Тому хотелось бы, чтобы он немножко больше удивился, немножко больше обрадовался, проявил бы несколько больше интереса к такому важному событию. Но Мартин выказал полнейшее самообладание и, прибегнув к обычному своему утешению – свисту, опять принялся за начальную школу, как будто ровно ничего не случилось.

Так как лошадь мистера Пекснифа была в некотором роде священное животное, которым мог править только он сам в качестве верховного жреца или какое-нибудь доверенное лицо, временно возведенное им в этот высокий сан, то молодые люди решили идти в Солсбери пешком; и, когда наступило для этого время, так и сделали, что было, впрочем, гораздо лучше, чем ехать в двуколке, ибо погода стояла очень холодная и ветреная.

Еще бы не лучше! На редкость приятная, здоровая, укрепляющая силы прогулка – добрых четыре мили в час, – неужели это не лучше, чем трястись, подпрыгивать и подскакивать в громыхающей, скрипучей, жесткой и неудобной старой двуколке? Даже и сравнивать нечего. Было бы оскорблением для прогулки ставить эти вещи рядом. Где это видано, чтобы двуколка ускоряла у человека кровообращение, – разве только грозя опасностью сломать ему шею и вызывая у него звон в ушах и колотье и жар во всем теле, скорее странные, чем приятные. Где это слыхано, чтобы двуколка живительно действовала на ум и энергию человека, – разве только если лошадь закусит удила и бешено помчится с косогора прямо вниз, на каменную стену, и такое отчаянное положение заставит единственного уцелевшего седока наскоро придумать новый, неслыханный способ полета на землю с облучка. Лучше чем в двуколке!

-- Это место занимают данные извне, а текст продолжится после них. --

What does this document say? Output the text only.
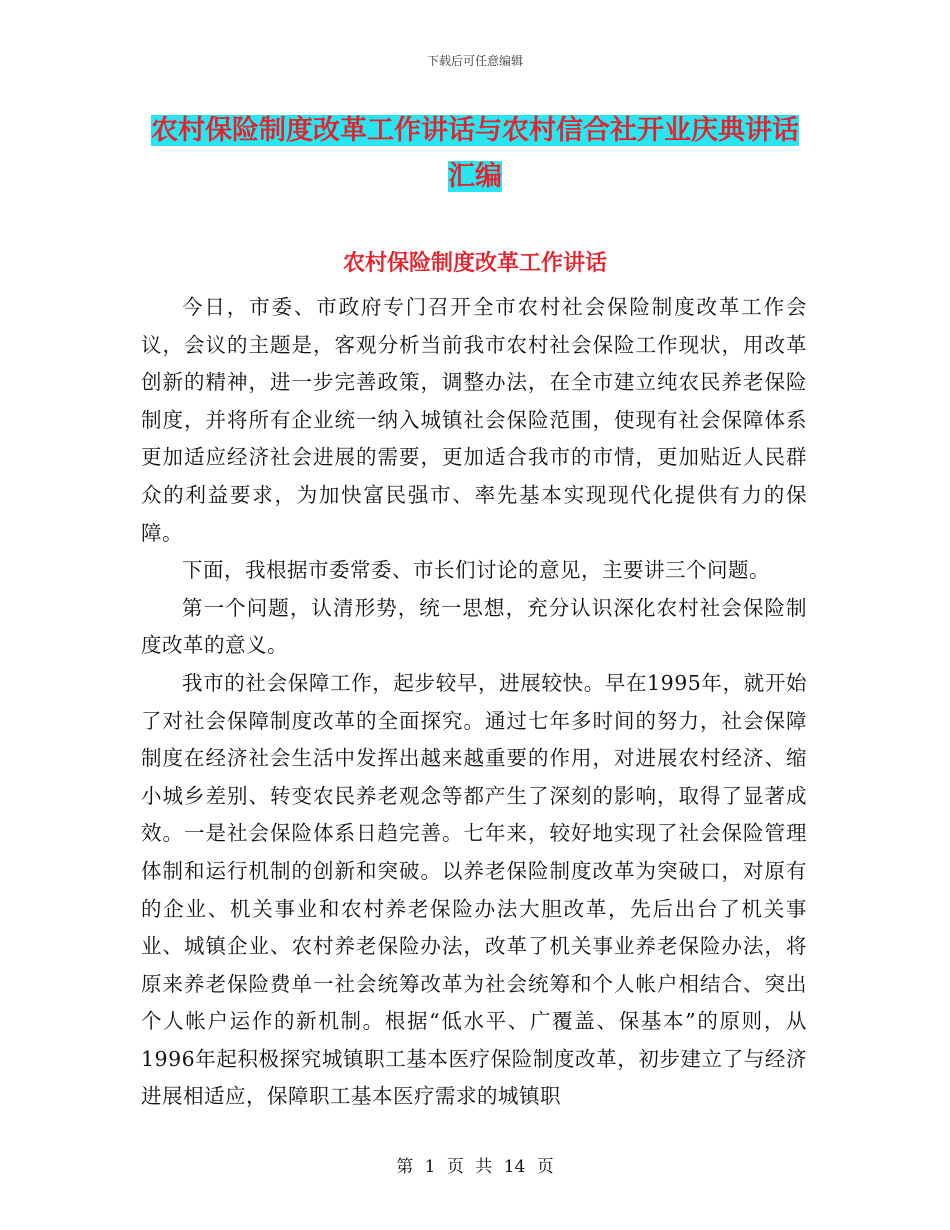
下载后可任意编辑
农村保险制度改革工作讲话与农村信合社开业庆典讲话汇编
农村保险制度改革工作讲话

今日，市委、市政府专门召开全市农村社会保险制度改革工作会议，会议的主题是，客观分析当前我市农村社会保险工作现状，用改革创新的精神，进一步完善政策，调整办法，在全市建立纯农民养老保险制度，并将所有企业统一纳入城镇社会保险范围，使现有社会保障体系更加适应经济社会进展的需要，更加适合我市的市情，更加贴近人民群众的利益要求，为加快富民强市、率先基本实现现代化提供有力的保障。

下面，我根据市委常委、市长们讨论的意见，主要讲三个问题。

第一个问题，认清形势，统一思想，充分认识深化农村社会保险制度改革的意义。

我市的社会保障工作，起步较早，进展较快。早在1995年，就开始了对社会保障制度改革的全面探究。通过七年多时间的努力，社会保障制度在经济社会生活中发挥出越来越重要的作用，对进展农村经济、缩小城乡差别、转变农民养老观念等都产生了深刻的影响，取得了显著成效。一是社会保险体系日趋完善。七年来，较好地实现了社会保险管理体制和运行机制的创新和突破。以养老保险制度改革为突破口，对原有的企业、机关事业和农村养老保险办法大胆改革，先后出台了机关事业、城镇企业、农村养老保险办法，改革了机关事业养老保险办法，将原来养老保险费单一社会统筹改革为社会统筹和个人帐户相结合、突出个人帐户运作的新机制。根据“低水平、广覆盖、保基本”的原则，从1996年起积极探究城镇职工基本医疗保险制度改革，初步建立了与经济进展相适应，保障职工基本医疗需求的城镇职

第 1 页 共 14 页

Воздух был морозный, Том, это так, нечего и говорить, – но разве в двуколке он стал бы теплее? Огонь в кузнице пылал так ярко и взвивался так высоко, словно стремился согреть кого-нибудь, но разве он казался бы менее заманчивым с ледяных подушек двуколки? Ветер так и рвал, стараясь отморозить нос отважно шагавшему путнику, швыряя ему в глаза его собственные волосы, если их имелось достаточно, или морозную пыль, если их не было, перехватывая ему дыхание, словно под ледяным душем, стараясь сорвать с него одежду и просвистывая его до костей; но разве в двуколке все это не было бы в тысячу раз хуже? Ничего не стоит ваша двуколка!

Лучше чем в двуколке! Кто видел у седоков в двуколке такие красные щеки, как у этих пешеходов? Когда они бывали так весело и добродушно настроены? Когда седоки так звонко смеялись, отворачиваясь от крепчавших порывов ветра, и, стоило ветру стихнуть, снова бодро шагали, грудью вперед, и оглядывались на проезжающих, блистая таким здоровым румянцем, с которым ничто не могло сравниться, кроме порожденного здоровьем веселого настроения. Лучше чем в двуколке! Да вот их нагоняет человек в двуколке. Взгляните, как он перекладывает хлыст из правой руки в левую и растирает онемевшими пальцами гранитную ногу и стучит холодным, как мрамор, носком по полу. Ха-ха-ха! Кто бы променял быстрый бег крови на этот жалкий застой, хотя бы двуколка и двигалась в двадцать раз быстрее!